Test multi-agent A2A delegation patterns

This how-to walks through examples/multi-agent-demo/ — a supervisor assistant routes user requests to two specialised A2A agents (research, translation). The scenario asserts the delegation pattern: research queries hit the research agent, translation queries hit the translation agent, and both produce the expected content.

What it proves

Multi-agent systems fail in two distinct ways:

Routing failure — the supervisor delegates to the wrong specialist (or no specialist at all).
Specialist failure — the right specialist gets called but produces unusable output.

Pure single-agent eval misses the first; pure agent-output eval misses the supervisor’s contribution. PromptArena asserts both: which agent got invoked AND what the agent returned.

The pack registers two mock A2A agents (research_agent, translation_agent). The supervisor (a single assistant prompt) decides which to call based on the user’s request. Assertions check both the routing and the specialist response.

The assertion shape

examples/multi-agent-demo/scenarios/multi-agent-delegation.yaml:

turns:
  - role: user
    content: "Search for papers about quantum computing"
    assertions:
      - type: agent_invoked
        params:
          agents:
            - a2a__research_agent__search_papers
      - type: agent_response_contains
        params:
          agent: a2a__research_agent__search_papers
          contains: "Quantum Computing Fundamentals"

  - role: user
    content: "Translate the summary to French"
    assertions:
      - type: agent_invoked
        params:
          agents:
            - a2a__translation_agent__translate
      - type: agent_response_contains
        params:
          agent: a2a__translation_agent__translate
          contains: "informatique quantique"

conversation_assertions:
  - type: agent_invoked
    params:
      agents:
        - a2a__research_agent__search_papers
        - a2a__translation_agent__translate

Per-turn agent_invoked checks routing. Per-turn agent_response_contains checks specialist content. Conversation-level agent_invoked checks both agents were exercised across the run.

Mock A2A agents

The pack defines the agents inline with responses: blocks that match on input:

a2a_agents:
  - name: research_agent
    card:
      name: Research Agent
      description: A mock research agent that searches for academic papers
      skills:
        - id: search_papers
          name: Search Papers
          tags: [research, papers, search]
    responses:
      - skill: search_papers
        match:
          contains: quantum
        response:
          parts:
            - text: |
                Found 3 papers on quantum computing:
                1. Quantum Computing Fundamentals (2024)
                ...

Each response can match on input fragments, fall back to a default, or return structured parts. The mock A2A server runs in-process; no external server, no Docker, no provider keys.

Run it

cd examples/multi-agent-demo
promptarena serve

Headless / CI:

promptarena run --ci --formats html,json

Keyless: both the supervisor (mock-assistant) and the A2A agents are mocked.

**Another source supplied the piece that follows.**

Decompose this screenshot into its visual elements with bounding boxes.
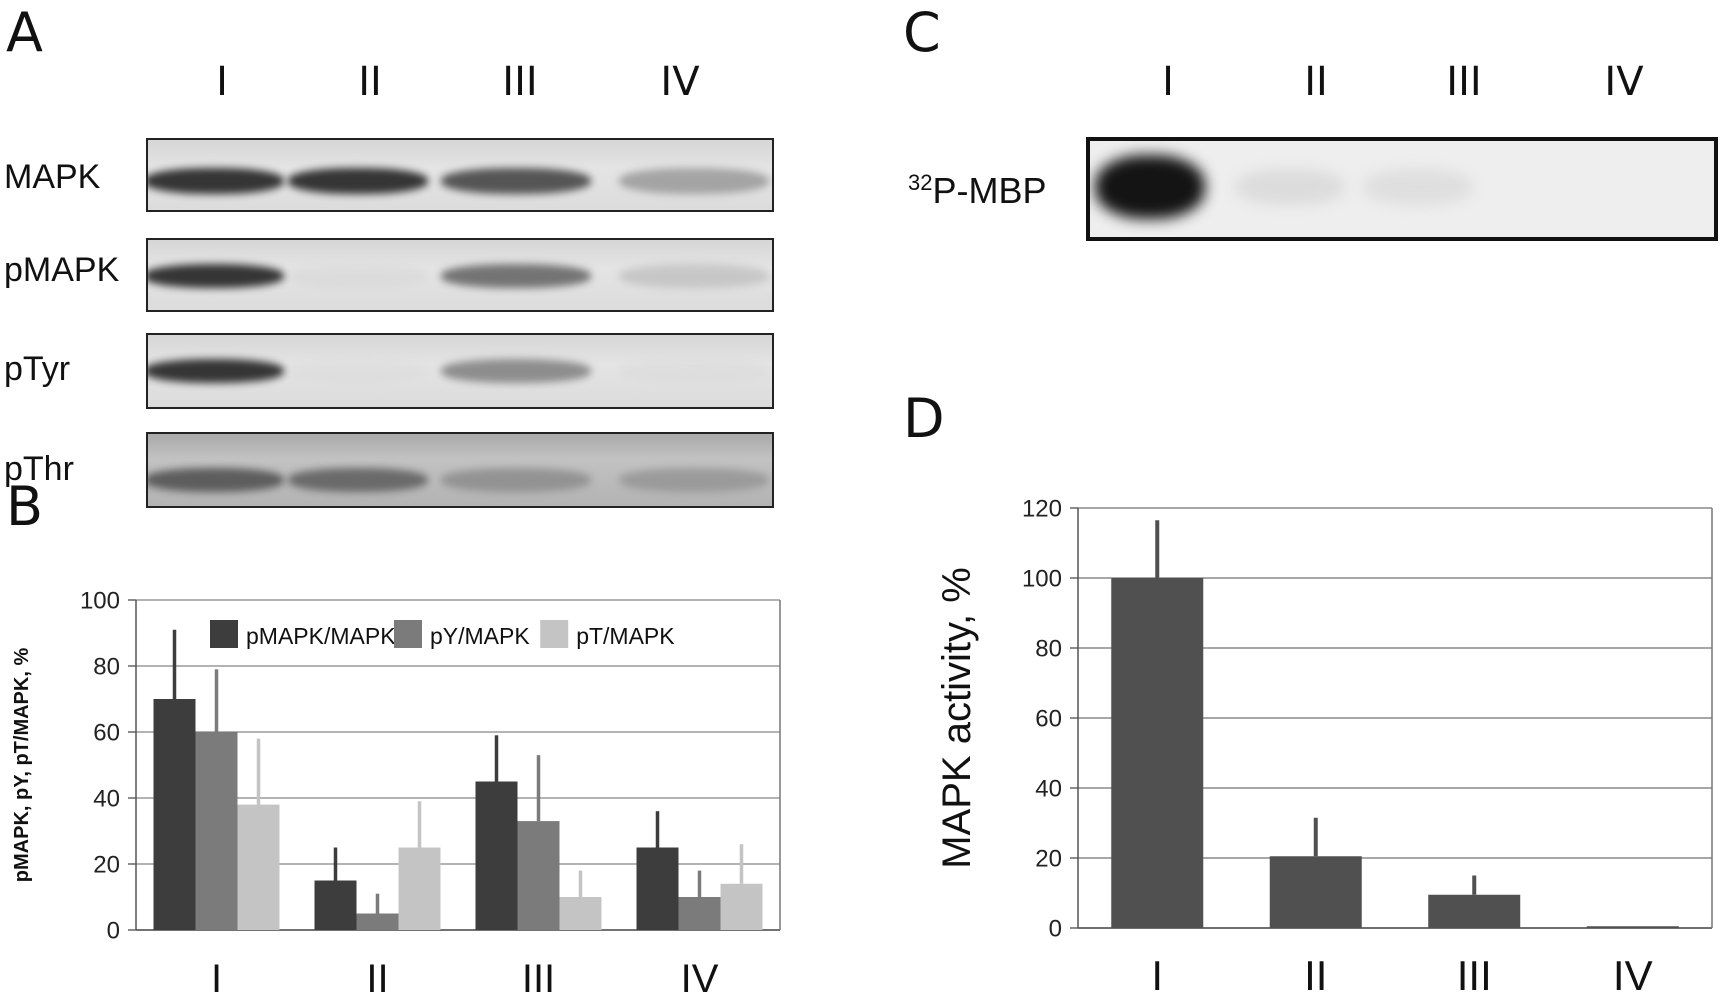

Switching to real A2A servers

To test against a real A2A server (running locally or remote):

Drop the inline a2a_agents: block.
Add a2a_servers: pointing at the real endpoint URLs.
The supervisor and assertions stay the same — they don’t know whether the A2A endpoint is mocked or remote.

See Test A2A Agents for the full reference covering authentication, headers, and skill filtering.

Adding agents

Add a third specialist: drop another a2a_agents: entry in config.arena.yaml with its skills + canned responses. Add a turn to the scenario asserting on the new agent.
Stricter ordering: tool_call_sequence over the a2a__* tool names asserts the supervisor called the agents in a specific order.
Tool-arg assertions: tool_calls_with_args lets you assert the supervisor passed the right arguments to each agent (e.g., the translation agent must receive target_language: French).

CI gate

# .github/workflows/multi-agent-demo.yml
name: A2A multi-agent

on:
  pull_request:
    paths:
      - 'examples/multi-agent-demo/**'

jobs:
  test:
    runs-on: ubuntu-latest
    steps:
      - uses: actions/checkout@v4
      - uses: actions/setup-go@v5
        with:
          go-version: '1.26'
      - run: make build-arena
      - name: Run multi-agent demo
        working-directory: examples/multi-agent-demo
        run: ../../bin/promptarena run --ci --formats json

Keyless and fork-safe. The mock A2A servers run in-process.